I think the assertion is that: a) the equal pay act was signed in 1963, and “it’s not 1963 anymore”; b) we have accomplished big things (like landing on the moon) in the interim, but haven’t accomplished so-called equal pay (though I dispute that notion.)
I agree that the disjunction is jarring and can readily lead one to conclude that they are saying that, but I don’t believe the suggestion is that the moon landing occurred in 1963.
So, it’s poorly phrased, and it supports a false assertion regarding equal pay, but not quite as stupid as it otherwise appears to be.
I think you are probably right! Thank you!
But while we are talking about poor phrasing,”I don’t believe the suggestion is that the moon landing occurred in 1963″ is clearly wrong. When a message includes a graphic showing the moon-landing and the date 1963 superimposed over it, that IS, intentional or not, a pretty clear suggestion that the moon landing occurred in 1963. Date with photo of historical event = assertion tah event occurred on said date.

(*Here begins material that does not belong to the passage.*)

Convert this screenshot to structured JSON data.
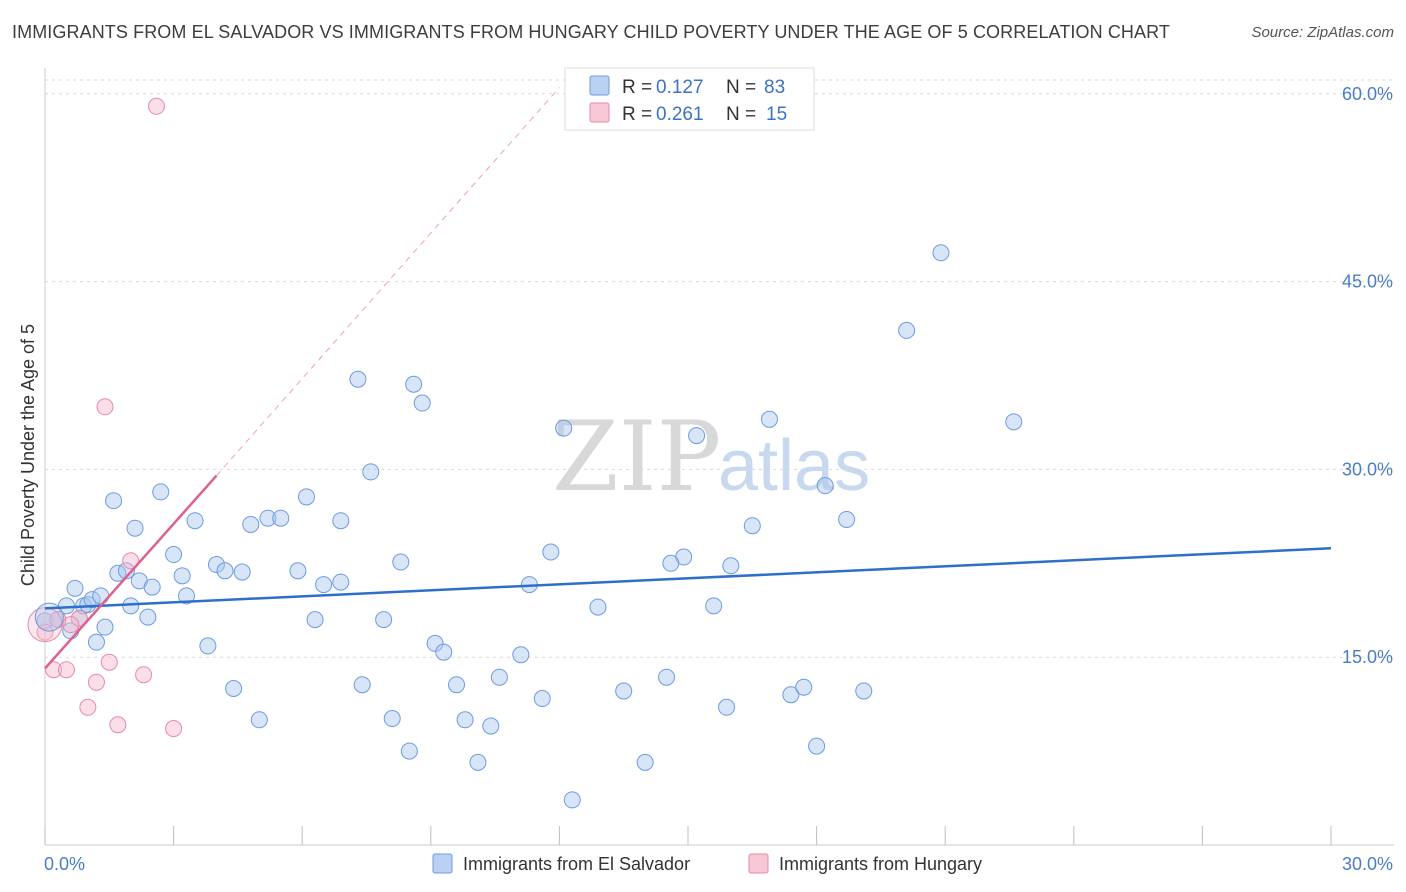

So the tweeter may be a different kind of idiot—communications impaired rather than historically ignorant—but he’s still an idiot, and his supervisor and the President remain indicted. And thanks for mentioning the continued use of the equal pay misrepresentation. I was proud of myself for not doing so.
I agree with Macca. There was never any belief or intention to state that the moon landing happened in 1963. As you say, it’s a communication error rather than an error in historical knowledge.
Made on behalf and in the name of the President of the United States. Either way, it is outrageous negligence, three ways.
How is this different from what Obama’s press secretaries have been doing on television, right in our faces?